Depuis plusieurs décennies, la « facture européenne » dans les urnes n’a cessé de progresser (référendums et élections européennes) et les partis politiques gouvernementaux français peinent à trouver un récit d’intégration européenne ; sans pour autant affecter jusqu’à présent la mise en œuvre de la politique européenne de la France. Mais, le fossé – béant lors de la campagne électorale – entre le choix européen des gouvernements français et la sphère publique dominée par les critiques de l’Europe est-il durable à long terme ?
La lente érosion du récit européen de l’Europe puissance
Olivier Rozenberg analyse – dans « La France à recherche d’un récit européen » in Les Cahiers européens de Sciences Po – la bataille des idées sur l’Europe.
Pour lui, l’idée d’« Europe puissante » a de plus en plus difficulté à persuader les gens d’aimer l’Europe, parce que les dirigeants qui soutiennent les traités ont de plus en plus de mal à assumer et justifier leur position dans le débat public.
Une sorte d’euroscepticisme « doux » de la part des dirigeants des partis gouvernementaux s’est peu à peu imposée afin de rassembler les extrêmes dans chacun de leur camp.
L’érosion de l’Europe puissante en tant que récit national majeur pour justifier l’intégration européenne s’explique en raison de son inadaptation :
D’une part, l’intégration européenne est justifiée si elle fournit un pouvoir supplémentaire capable de produire des résultats. De toute évidence, ce type de justification est problématique lorsque les résultats ne sont pas au rendez-vous. Le soutien à l’Europe souffre car il n’a pas produit les résultats escomptés.
D’autre part, l’Europe puissance est justifiée si elle place la défense de la grandeur de la France au centre. Or, l’élargissement de l’UE et la domination économique de l’Allemagne ont imposé un discours sur la réforme nécessaire de la France, qui place l’Europe du côté des efforts et des sanctions.
Le remaniement problématique du récit européen de la France
Face au déclin du récit français des gouvernements sur l’Europe puissance, le manque d’imagination pour concevoir un grand « design » européen de remplacement renforce la situation problématique de l’Europe dans les discours politiques.
Les raisons, selon Olivier Rozenberg, en seraient la culture politique nationale et le système politique français.
D’une part, les normes partagées par les élites politiques et administratives françaises sont de plus en plus éloignées de l’Europe entre la réticence sur le modèle du marché libre et l’idée de volontarisme politique, un concept idéalisé en France qui tend à favoriser la personnalisation et la centralisation au détriment de la gouvernance collective et multi-niveaux pratiquée par l’UE.
La solution d’une « Europe politique » est si régulièrement proposée que l’idée est devenue polymorphe et même insignifiante.
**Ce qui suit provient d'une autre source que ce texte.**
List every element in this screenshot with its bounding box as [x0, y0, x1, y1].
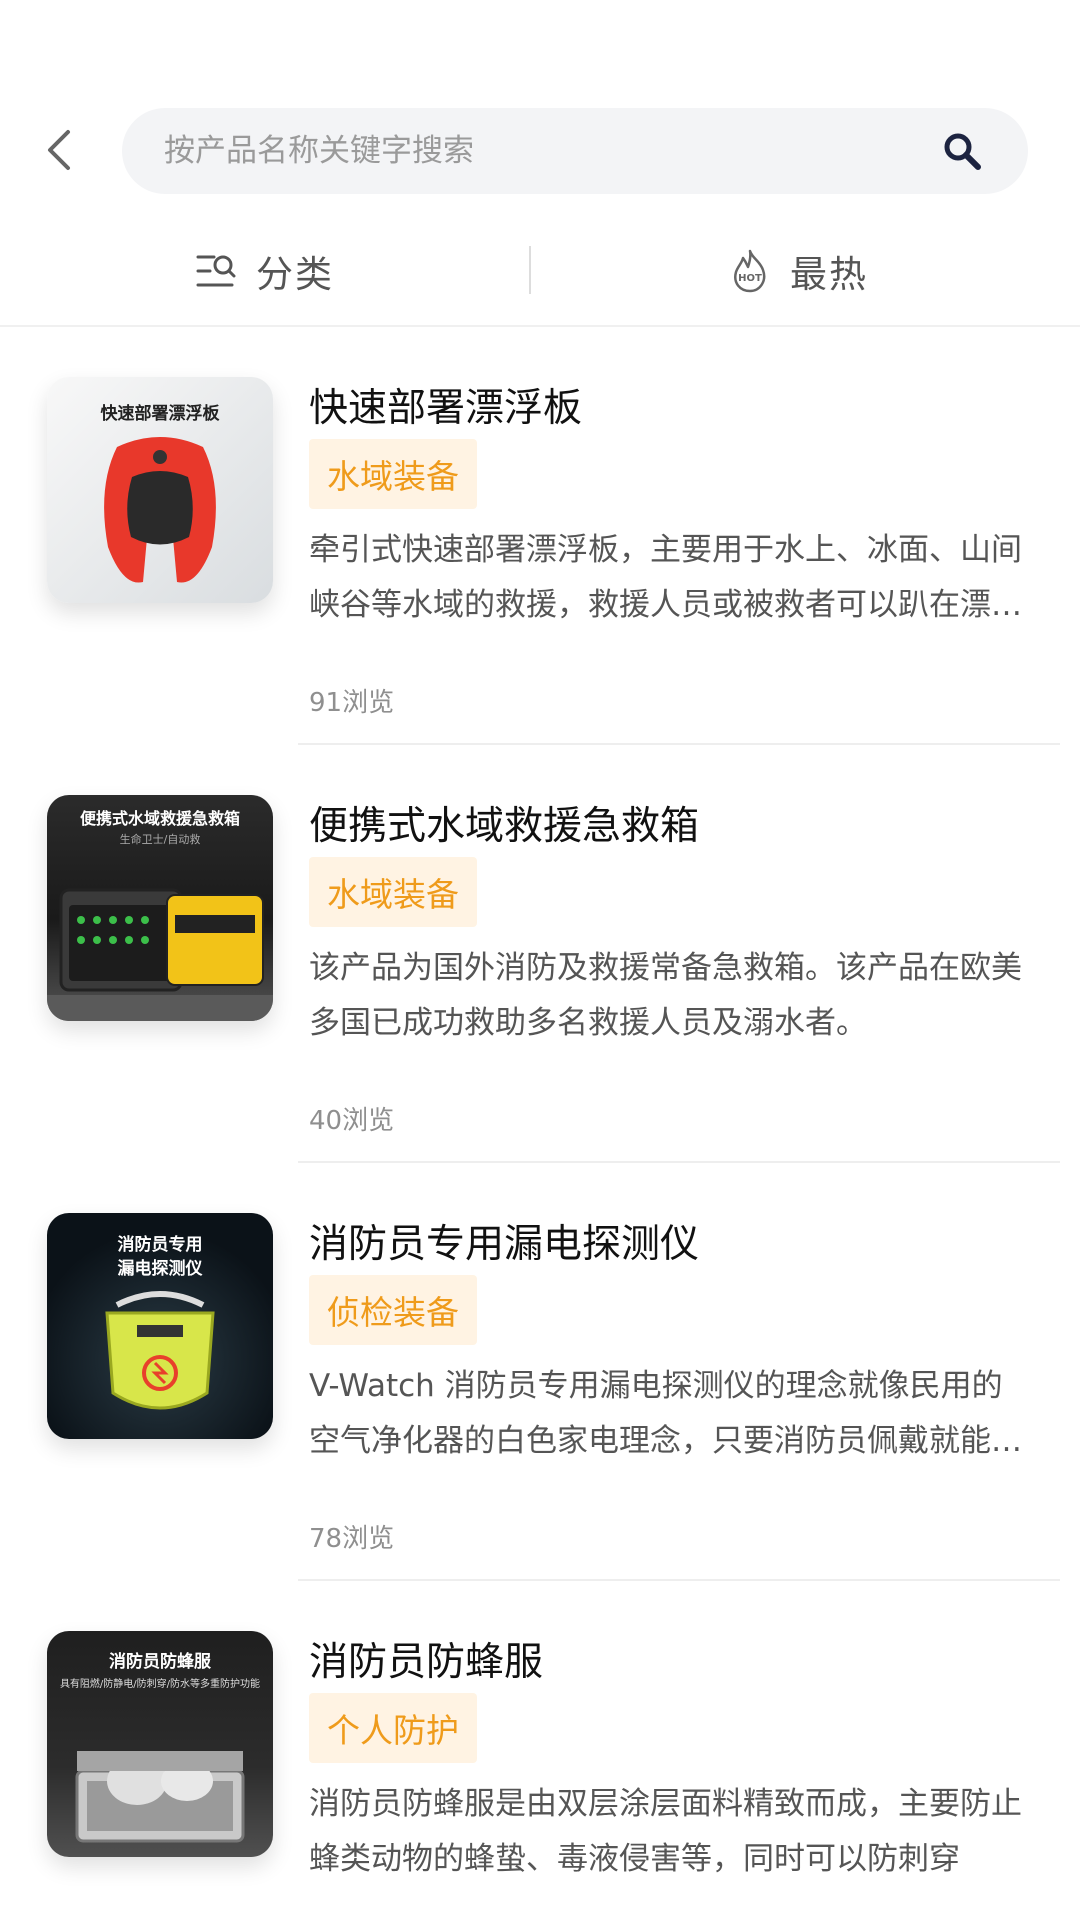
rescue-case-image	[47, 888, 273, 1021]
view-count: 91浏览	[309, 688, 395, 718]
filter-tabs: 分类 HOT 最热	[0, 226, 1080, 316]
search-input[interactable]	[164, 108, 924, 194]
header	[0, 108, 1080, 194]
product-thumbnail: 快速部署漂浮板	[47, 377, 273, 603]
bee-suit-case-image	[75, 1751, 245, 1843]
tab-divider	[529, 246, 531, 294]
product-list-page: 分类 HOT 最热 快速部署漂浮板 快速部署漂浮板 水域装备	[0, 0, 1080, 1920]
product-title: 便携式水域救援急救箱	[309, 804, 700, 849]
product-item[interactable]: 快速部署漂浮板 快速部署漂浮板 水域装备 牵引式快速部署漂浮板，主要用于水上、冰…	[0, 327, 1080, 745]
category-tag: 水域装备	[309, 857, 477, 927]
tab-category[interactable]: 分类	[196, 226, 334, 316]
product-thumbnail: 消防员专用 漏电探测仪	[47, 1213, 273, 1439]
product-list: 快速部署漂浮板 快速部署漂浮板 水域装备 牵引式快速部署漂浮板，主要用于水上、冰…	[0, 327, 1080, 1920]
product-title: 消防员防蜂服	[309, 1640, 544, 1685]
category-icon	[196, 255, 236, 287]
search-icon[interactable]	[942, 131, 982, 171]
product-item[interactable]: 消防员专用 漏电探测仪 消防员专用漏电探测仪 侦检装备 V-Watch 消防员专…	[0, 1163, 1080, 1581]
product-thumbnail: 消防员防蜂服 具有阻燃/防静电/防刺穿/防水等多重防护功能	[47, 1631, 273, 1857]
chevron-left-icon	[48, 130, 70, 170]
category-tag: 水域装备	[309, 439, 477, 509]
product-description: 该产品为国外消防及救援常备急救箱。该产品在欧美多国已成功救助多名救援人员及溺水者…	[309, 950, 1022, 1041]
back-button[interactable]	[36, 122, 80, 178]
tab-hot-label: 最热	[790, 253, 868, 296]
tab-hot[interactable]: HOT 最热	[730, 226, 868, 316]
view-count: 78浏览	[309, 1524, 395, 1554]
category-tag: 个人防护	[309, 1693, 477, 1763]
svg-text:HOT: HOT	[738, 273, 762, 284]
search-bar[interactable]	[122, 108, 1028, 194]
product-description: V-Watch 消防员专用漏电探测仪的理念就像民用的空气净化器的白色家电理念，只…	[309, 1368, 1022, 1459]
leak-detector-image	[105, 1291, 215, 1410]
view-count: 40浏览	[309, 1106, 395, 1136]
product-title: 快速部署漂浮板	[309, 386, 583, 431]
product-description: 消防员防蜂服是由双层涂层面料精致而成，主要防止蜂类动物的蜂蛰、毒液侵害等，同时可…	[309, 1786, 1022, 1877]
product-description: 牵引式快速部署漂浮板，主要用于水上、冰面、山间峡谷等水域的救援，救援人员或被救者…	[309, 532, 1022, 623]
category-tag: 侦检装备	[309, 1275, 477, 1345]
hot-flame-icon: HOT	[734, 249, 766, 293]
tab-category-label: 分类	[256, 253, 334, 296]
floating-board-image	[104, 437, 216, 583]
product-title: 消防员专用漏电探测仪	[309, 1222, 700, 1267]
product-thumbnail: 便携式水域救援急救箱 生命卫士/自动救	[47, 795, 273, 1021]
product-item[interactable]: 消防员防蜂服 具有阻燃/防静电/防刺穿/防水等多重防护功能 消防员防蜂服 个人防…	[0, 1581, 1080, 1920]
product-item[interactable]: 便携式水域救援急救箱 生命卫士/自动救 便携式水域救援急救箱 水域装备 该产品为…	[0, 745, 1080, 1163]
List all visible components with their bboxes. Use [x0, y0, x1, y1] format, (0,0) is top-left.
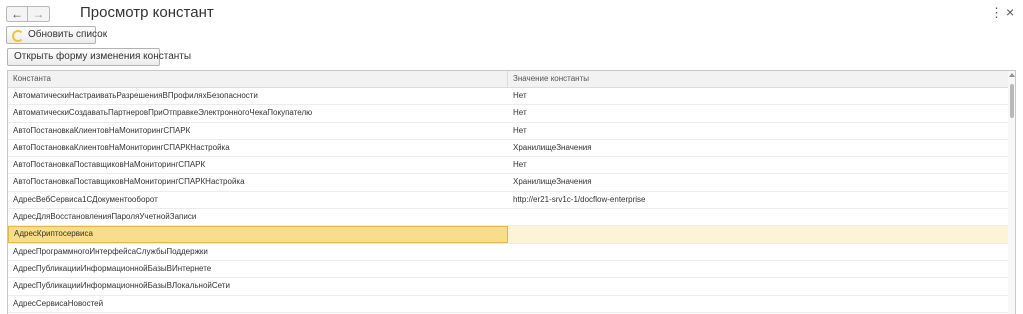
- forward-arrow-icon[interactable]: →: [28, 6, 50, 22]
- constant-value-cell[interactable]: Нет: [508, 123, 1008, 139]
- constant-value-cell[interactable]: [508, 261, 1008, 277]
- constant-name-cell[interactable]: АвтоматическиСоздаватьПартнеровПриОтправ…: [8, 105, 508, 121]
- constant-name-cell[interactable]: АдресПубликацииИнформационнойБазыВЛокаль…: [8, 278, 508, 294]
- constant-value-cell[interactable]: [508, 226, 1008, 243]
- constant-value-cell[interactable]: [508, 209, 1008, 225]
- constant-value-cell[interactable]: http://er21-srv1c-1/docflow-enterprise: [508, 192, 1008, 208]
- constant-value-cell[interactable]: [508, 296, 1008, 312]
- constant-name-cell[interactable]: АвтоПостановкаКлиентовНаМониторингСПАРК: [8, 123, 508, 139]
- refresh-list-button[interactable]: Обновить список: [6, 26, 107, 44]
- constant-value-cell[interactable]: Нет: [508, 105, 1008, 121]
- constant-name-cell[interactable]: АдресДляВосстановленияПароляУчетнойЗапис…: [8, 209, 508, 225]
- table-row[interactable]: АдресПубликацииИнформационнойБазыВИнтерн…: [8, 261, 1008, 279]
- constant-value-cell[interactable]: ХранилищеЗначения: [508, 140, 1008, 156]
- table-row[interactable]: АвтоматическиНастраиватьРазрешенияВПрофи…: [8, 88, 1008, 106]
- constant-name-cell[interactable]: АдресПрограммногоИнтерфейсаСлужбыПоддерж…: [8, 244, 508, 260]
- constant-name-cell[interactable]: АдресПубликацииИнформационнойБазыВИнтерн…: [8, 261, 508, 277]
- title-bar: ← → Просмотр констант ⋮ ×: [0, 0, 1023, 28]
- constant-value-cell[interactable]: Нет: [508, 88, 1008, 104]
- constant-name-cell[interactable]: АвтоПостановкаПоставщиковНаМониторингСПА…: [8, 174, 508, 190]
- table-row[interactable]: АдресВебСервиса1СДокументооборот http://…: [8, 192, 1008, 210]
- constant-name-cell[interactable]: АдресВебСервиса1СДокументооборот: [8, 192, 508, 208]
- constant-name-cell[interactable]: АвтоПостановкаПоставщиковНаМониторингСПА…: [8, 157, 508, 173]
- page-title: Просмотр констант: [80, 4, 214, 21]
- constant-value-cell[interactable]: Нет: [508, 157, 1008, 173]
- constants-table: Константа Значение константы Автоматичес…: [7, 70, 1016, 314]
- table-row[interactable]: АвтоПостановкаКлиентовНаМониторингСПАРКН…: [8, 140, 1008, 158]
- back-arrow-icon[interactable]: ←: [6, 6, 28, 22]
- constant-value-cell[interactable]: [508, 278, 1008, 294]
- table-row[interactable]: АвтоматическиСоздаватьПартнеровПриОтправ…: [8, 105, 1008, 123]
- table-header: Константа Значение константы: [8, 71, 1008, 88]
- table-row[interactable]: АвтоПостановкаПоставщиковНаМониторингСПА…: [8, 174, 1008, 192]
- constant-value-cell[interactable]: ХранилищеЗначения: [508, 174, 1008, 190]
- scroll-thumb[interactable]: [1010, 84, 1014, 118]
- constant-name-cell[interactable]: АвтоПостановкаКлиентовНаМониторингСПАРКН…: [8, 140, 508, 156]
- column-header-constant[interactable]: Константа: [8, 71, 508, 87]
- constant-name-cell[interactable]: АдресКриптосервиса: [8, 226, 508, 243]
- table-row-selected[interactable]: АдресКриптосервиса: [8, 226, 1008, 244]
- table-row[interactable]: АдресДляВосстановленияПароляУчетнойЗапис…: [8, 209, 1008, 227]
- table-row[interactable]: АвтоПостановкаКлиентовНаМониторингСПАРК …: [8, 123, 1008, 140]
- table-body: АвтоматическиНастраиватьРазрешенияВПрофи…: [8, 88, 1008, 313]
- vertical-scrollbar[interactable]: [1008, 71, 1015, 314]
- table-row[interactable]: АдресПрограммногоИнтерфейсаСлужбыПоддерж…: [8, 244, 1008, 261]
- table-row[interactable]: АдресСервисаНовостей: [8, 296, 1008, 313]
- refresh-list-label: Обновить список: [28, 29, 108, 40]
- constant-value-cell[interactable]: [508, 244, 1008, 260]
- more-options-icon[interactable]: ⋮: [990, 6, 1003, 20]
- constants-viewer-window: ← → Просмотр констант ⋮ × Обновить списо…: [0, 0, 1023, 314]
- scroll-up-arrow-icon[interactable]: [1009, 73, 1015, 77]
- close-icon[interactable]: ×: [1006, 5, 1014, 19]
- constant-name-cell[interactable]: АвтоматическиНастраиватьРазрешенияВПрофи…: [8, 88, 508, 104]
- column-header-value[interactable]: Значение константы: [508, 71, 1008, 87]
- constant-name-cell[interactable]: АдресСервисаНовостей: [8, 296, 508, 312]
- table-row[interactable]: АдресПубликацииИнформационнойБазыВЛокаль…: [8, 278, 1008, 296]
- table-row[interactable]: АвтоПостановкаПоставщиковНаМониторингСПА…: [8, 157, 1008, 175]
- refresh-icon: [12, 30, 24, 42]
- open-change-form-button[interactable]: Открыть форму изменения константы: [7, 48, 191, 66]
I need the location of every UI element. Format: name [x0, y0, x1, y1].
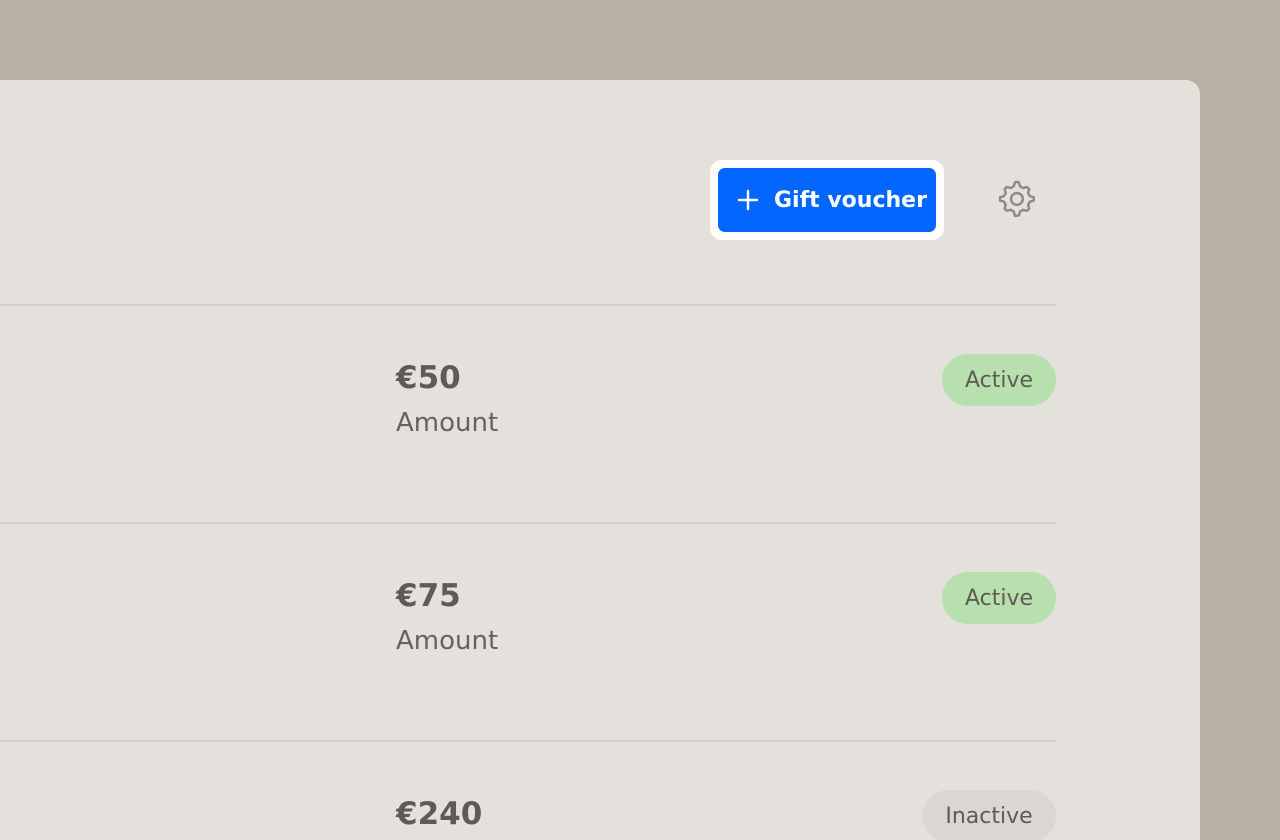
status-badge: Active — [942, 572, 1056, 624]
row-divider — [0, 304, 1056, 306]
row-divider — [0, 522, 1056, 524]
voucher-amount: €240 — [396, 796, 483, 832]
add-gift-voucher-label: Gift voucher — [774, 187, 927, 213]
voucher-amount: €75 — [396, 578, 461, 614]
status-badge: Active — [942, 354, 1056, 406]
voucher-amount: €50 — [396, 360, 461, 396]
status-badge: Inactive — [922, 790, 1056, 840]
add-gift-voucher-button[interactable]: Gift voucher — [718, 168, 936, 232]
gear-icon — [994, 176, 1038, 224]
settings-button[interactable] — [992, 176, 1040, 224]
gift-voucher-button-focus-ring: Gift voucher — [710, 160, 944, 240]
voucher-amount-label: Amount — [396, 626, 499, 656]
vouchers-panel: Gift voucher €50 Amount Active €75 Amoun… — [0, 80, 1200, 840]
row-divider — [0, 740, 1056, 742]
plus-icon — [736, 188, 760, 212]
voucher-amount-label: Amount — [396, 408, 499, 438]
D’autre part, la difficulté de renouveler le récit français de l’intégration européenne s’explique par le régime de la Ve République. Certes, le centralisme présidentiel offre une certaine efficacité dans la définition et la poursuite des principales priorités nationales au niveau européen. Mais, cela endommage une vision cohérente.
L’élection présidentielle à deux tours oblige les candidats des deux principaux partis gouvernementaux à rédiger une vision synthétique de l’Europe qui peut gagner, à la fois les europhiles et les eurosceptiques au sein de chaque camp. Un exercice particulièrement difficile à concilier pour ce scrutin.
La vision de l’Europe du candidat est trop souvent mise en avant, juste avant la campagne, dans une relative superficialité du travail sur les programmes et pour les Présidents élus dans une relative indifférence à respecter le programme électoral. La déconnexion entre les politiques électorales et publiques ne favorise pas l’établissement de programmes et de doctrines cohérentes.
Au total, Olivier Rozenberg estime que la bataille des idées se perd à un prix élevé. L’euroscepticisme « soft » des partis gouvernementaux risque d’ouvrir la voie à un développement critique de la politique européenne de la France.